On a Linux server in the Czech Republic there are several Spring Boot applications. One of them is used by a customer in Mexico. The server and PostgreSQL running on it are both configured for default UTC timezone.
The goal is to set the application's time zone to Mexico, so the customer will see correct dates and times.
Time zone for Java application
The best way to override system's time zone is to use non invasive VM option -Duser.timezone=America/Monterrey
.
Worse solution, but quite popular on the stack overflow is to override it programmatically by calling TimeZone.setDefault(TimeZone.getTimeZone("America/Monterrey"));
somewhere in the application's main method.
Time zone for database session
Every database connection should be initialised with a statement that sets time zone run-time parameter to Mexico.
Fortunately, Spring Boot 2 reintroduced init-sql configuration properties for its datasources so this is an easy task to do.
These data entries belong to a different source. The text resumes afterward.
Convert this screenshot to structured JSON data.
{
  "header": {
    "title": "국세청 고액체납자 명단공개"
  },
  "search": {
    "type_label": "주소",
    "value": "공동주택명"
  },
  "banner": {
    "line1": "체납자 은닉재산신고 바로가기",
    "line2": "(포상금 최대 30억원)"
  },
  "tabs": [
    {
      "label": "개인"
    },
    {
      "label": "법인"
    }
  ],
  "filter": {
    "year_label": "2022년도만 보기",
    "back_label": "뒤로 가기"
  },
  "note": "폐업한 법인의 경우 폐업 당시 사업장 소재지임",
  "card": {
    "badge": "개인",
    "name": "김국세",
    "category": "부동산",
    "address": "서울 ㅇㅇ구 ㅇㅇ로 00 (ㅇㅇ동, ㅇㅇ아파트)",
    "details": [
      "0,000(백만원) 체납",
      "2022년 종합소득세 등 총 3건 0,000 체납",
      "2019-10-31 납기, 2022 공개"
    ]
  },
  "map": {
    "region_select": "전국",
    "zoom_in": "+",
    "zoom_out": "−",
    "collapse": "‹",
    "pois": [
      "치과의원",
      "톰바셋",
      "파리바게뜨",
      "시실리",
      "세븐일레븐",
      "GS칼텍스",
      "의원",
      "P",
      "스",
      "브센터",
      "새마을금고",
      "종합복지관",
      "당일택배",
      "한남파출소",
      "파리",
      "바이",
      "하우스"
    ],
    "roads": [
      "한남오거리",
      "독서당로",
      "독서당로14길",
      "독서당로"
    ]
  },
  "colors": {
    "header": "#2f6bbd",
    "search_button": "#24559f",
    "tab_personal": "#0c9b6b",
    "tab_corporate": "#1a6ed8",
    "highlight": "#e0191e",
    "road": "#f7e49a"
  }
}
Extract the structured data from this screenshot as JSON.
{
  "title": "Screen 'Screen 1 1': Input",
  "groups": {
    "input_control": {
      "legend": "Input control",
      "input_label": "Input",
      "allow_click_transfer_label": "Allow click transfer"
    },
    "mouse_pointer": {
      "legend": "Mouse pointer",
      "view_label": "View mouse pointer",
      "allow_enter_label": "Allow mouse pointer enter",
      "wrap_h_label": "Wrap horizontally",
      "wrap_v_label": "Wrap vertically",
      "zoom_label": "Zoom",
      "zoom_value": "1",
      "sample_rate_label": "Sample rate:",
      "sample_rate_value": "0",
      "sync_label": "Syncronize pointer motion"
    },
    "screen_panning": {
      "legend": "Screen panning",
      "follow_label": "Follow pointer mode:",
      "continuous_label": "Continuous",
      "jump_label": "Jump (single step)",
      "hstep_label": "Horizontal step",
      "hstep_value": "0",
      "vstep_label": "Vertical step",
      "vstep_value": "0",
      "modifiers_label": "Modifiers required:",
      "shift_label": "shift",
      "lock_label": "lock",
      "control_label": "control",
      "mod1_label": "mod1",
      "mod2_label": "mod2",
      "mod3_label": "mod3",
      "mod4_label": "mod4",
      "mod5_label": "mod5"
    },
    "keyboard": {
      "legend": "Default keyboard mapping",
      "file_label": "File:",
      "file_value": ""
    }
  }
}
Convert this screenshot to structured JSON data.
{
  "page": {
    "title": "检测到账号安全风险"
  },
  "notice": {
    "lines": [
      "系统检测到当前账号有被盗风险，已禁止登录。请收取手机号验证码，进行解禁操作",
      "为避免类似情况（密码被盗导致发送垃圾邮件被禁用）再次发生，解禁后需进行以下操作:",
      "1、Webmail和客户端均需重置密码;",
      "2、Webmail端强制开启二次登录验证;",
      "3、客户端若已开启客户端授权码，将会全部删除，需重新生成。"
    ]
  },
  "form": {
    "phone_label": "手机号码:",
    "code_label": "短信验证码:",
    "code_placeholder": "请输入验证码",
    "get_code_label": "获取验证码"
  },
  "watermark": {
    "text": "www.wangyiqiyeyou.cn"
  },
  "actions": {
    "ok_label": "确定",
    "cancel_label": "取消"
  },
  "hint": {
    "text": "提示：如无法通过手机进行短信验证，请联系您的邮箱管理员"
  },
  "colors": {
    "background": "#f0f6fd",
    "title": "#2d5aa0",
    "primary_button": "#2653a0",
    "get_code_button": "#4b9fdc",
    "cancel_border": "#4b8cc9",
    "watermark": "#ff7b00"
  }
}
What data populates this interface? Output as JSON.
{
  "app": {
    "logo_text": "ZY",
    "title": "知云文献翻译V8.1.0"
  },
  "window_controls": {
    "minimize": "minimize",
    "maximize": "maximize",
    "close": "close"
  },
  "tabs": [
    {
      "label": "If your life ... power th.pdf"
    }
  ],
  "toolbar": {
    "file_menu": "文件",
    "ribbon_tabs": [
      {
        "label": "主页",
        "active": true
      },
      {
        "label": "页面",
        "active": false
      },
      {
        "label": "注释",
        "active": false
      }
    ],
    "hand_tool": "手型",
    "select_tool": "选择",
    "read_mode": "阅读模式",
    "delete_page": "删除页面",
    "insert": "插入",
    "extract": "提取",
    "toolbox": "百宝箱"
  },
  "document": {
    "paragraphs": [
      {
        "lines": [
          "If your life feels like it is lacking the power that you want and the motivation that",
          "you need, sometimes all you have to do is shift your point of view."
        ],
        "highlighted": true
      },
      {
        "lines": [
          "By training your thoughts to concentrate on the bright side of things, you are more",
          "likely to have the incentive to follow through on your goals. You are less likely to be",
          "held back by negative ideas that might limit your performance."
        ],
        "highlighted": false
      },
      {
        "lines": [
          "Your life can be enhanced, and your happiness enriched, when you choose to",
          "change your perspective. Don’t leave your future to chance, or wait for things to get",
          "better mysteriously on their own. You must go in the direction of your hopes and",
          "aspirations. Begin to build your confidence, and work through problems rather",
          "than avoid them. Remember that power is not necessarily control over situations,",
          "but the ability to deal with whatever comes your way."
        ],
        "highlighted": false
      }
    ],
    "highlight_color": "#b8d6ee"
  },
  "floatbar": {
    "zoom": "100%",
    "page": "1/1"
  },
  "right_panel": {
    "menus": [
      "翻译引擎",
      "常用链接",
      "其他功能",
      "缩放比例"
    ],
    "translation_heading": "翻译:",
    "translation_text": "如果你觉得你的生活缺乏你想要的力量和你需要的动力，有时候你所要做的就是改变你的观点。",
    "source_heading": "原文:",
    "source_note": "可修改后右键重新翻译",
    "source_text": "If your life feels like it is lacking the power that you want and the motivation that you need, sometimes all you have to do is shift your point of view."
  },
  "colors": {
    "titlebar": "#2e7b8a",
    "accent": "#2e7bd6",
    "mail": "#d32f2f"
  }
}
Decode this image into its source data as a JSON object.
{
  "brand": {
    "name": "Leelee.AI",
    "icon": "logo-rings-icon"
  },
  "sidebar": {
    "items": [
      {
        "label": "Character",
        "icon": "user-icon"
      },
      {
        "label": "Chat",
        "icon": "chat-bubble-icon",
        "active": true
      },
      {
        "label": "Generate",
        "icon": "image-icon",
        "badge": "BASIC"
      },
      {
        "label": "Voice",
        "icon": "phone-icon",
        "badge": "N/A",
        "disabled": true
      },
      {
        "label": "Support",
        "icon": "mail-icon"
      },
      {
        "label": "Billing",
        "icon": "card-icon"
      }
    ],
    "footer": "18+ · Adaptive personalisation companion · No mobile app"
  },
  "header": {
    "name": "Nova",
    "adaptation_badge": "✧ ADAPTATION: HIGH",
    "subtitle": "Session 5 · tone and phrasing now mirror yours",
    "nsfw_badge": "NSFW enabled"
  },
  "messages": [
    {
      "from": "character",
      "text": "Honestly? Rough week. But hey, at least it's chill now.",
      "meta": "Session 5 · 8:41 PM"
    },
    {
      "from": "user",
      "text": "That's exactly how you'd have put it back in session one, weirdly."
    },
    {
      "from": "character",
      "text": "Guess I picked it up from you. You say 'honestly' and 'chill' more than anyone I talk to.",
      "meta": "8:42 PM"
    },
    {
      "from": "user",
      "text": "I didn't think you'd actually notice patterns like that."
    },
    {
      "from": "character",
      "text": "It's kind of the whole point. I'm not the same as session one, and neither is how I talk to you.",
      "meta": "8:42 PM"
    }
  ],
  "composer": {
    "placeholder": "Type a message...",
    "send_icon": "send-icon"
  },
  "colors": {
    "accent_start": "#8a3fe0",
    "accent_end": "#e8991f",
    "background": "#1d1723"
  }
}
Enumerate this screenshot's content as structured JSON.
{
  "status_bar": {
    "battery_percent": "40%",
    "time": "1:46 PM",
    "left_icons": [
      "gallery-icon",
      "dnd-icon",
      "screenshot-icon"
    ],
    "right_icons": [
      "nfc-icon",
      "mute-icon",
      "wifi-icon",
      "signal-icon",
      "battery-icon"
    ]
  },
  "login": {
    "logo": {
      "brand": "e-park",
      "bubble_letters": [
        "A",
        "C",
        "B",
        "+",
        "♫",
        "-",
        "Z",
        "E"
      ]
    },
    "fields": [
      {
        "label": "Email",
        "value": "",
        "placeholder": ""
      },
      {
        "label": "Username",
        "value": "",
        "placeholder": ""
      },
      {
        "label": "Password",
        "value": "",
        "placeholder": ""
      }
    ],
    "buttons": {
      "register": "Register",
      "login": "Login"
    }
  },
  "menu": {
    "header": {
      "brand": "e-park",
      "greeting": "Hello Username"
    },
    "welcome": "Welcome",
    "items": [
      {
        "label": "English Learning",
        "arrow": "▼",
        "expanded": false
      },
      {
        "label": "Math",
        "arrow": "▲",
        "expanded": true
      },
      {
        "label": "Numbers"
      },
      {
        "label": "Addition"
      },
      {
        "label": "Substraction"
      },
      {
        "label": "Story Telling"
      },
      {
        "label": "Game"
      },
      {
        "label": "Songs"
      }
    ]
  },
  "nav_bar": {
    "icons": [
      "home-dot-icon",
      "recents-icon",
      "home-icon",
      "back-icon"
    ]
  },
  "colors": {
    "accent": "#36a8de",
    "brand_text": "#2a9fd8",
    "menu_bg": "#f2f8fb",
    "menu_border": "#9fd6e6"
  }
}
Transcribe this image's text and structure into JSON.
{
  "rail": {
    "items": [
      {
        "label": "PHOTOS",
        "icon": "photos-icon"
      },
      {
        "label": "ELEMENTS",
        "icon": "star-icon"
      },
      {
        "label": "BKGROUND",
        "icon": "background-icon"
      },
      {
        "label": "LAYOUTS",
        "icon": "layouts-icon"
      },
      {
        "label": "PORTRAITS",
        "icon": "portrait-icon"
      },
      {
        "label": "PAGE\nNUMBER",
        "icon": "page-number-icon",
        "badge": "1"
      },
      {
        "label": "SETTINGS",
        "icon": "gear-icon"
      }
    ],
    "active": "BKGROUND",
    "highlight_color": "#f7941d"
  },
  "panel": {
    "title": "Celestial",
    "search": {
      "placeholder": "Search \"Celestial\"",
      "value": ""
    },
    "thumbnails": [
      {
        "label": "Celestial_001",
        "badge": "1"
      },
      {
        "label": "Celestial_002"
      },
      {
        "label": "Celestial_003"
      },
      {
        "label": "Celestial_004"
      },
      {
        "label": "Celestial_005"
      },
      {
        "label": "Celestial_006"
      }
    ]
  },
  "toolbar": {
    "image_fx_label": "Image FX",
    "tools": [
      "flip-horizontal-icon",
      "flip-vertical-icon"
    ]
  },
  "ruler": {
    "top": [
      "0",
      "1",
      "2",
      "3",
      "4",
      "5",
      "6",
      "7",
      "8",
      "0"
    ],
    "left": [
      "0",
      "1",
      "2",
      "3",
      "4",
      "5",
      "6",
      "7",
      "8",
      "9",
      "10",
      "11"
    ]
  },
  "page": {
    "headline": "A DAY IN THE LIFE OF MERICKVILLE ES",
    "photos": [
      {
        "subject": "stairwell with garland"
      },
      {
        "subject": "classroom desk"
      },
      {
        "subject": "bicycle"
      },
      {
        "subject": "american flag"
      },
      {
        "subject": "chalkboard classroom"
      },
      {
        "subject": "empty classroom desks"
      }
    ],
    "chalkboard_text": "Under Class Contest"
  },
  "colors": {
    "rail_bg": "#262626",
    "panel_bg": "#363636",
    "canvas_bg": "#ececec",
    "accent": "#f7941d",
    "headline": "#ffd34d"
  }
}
For a default Hikari datasource write into your application.properties file:
spring.datasource.hikari.connection-init-sql=SET TIME ZONE 'America/Monterrey'
If you are using non-default Tomcat datasource, write:
spring.datasource.tomcat.init-s-q-l=SET TIME ZONE 'America/Monterrey'
There is also possibility to set the default run-time parameter for all connections to a specific database by executing following statement.
ALTER DATABASE postgres SET timezone TO 'America/Monterrey';
SELECT pg_reload_conf();
I don't recommend this solution because it can confuse clients and applications connecting to the database from other parts of the world.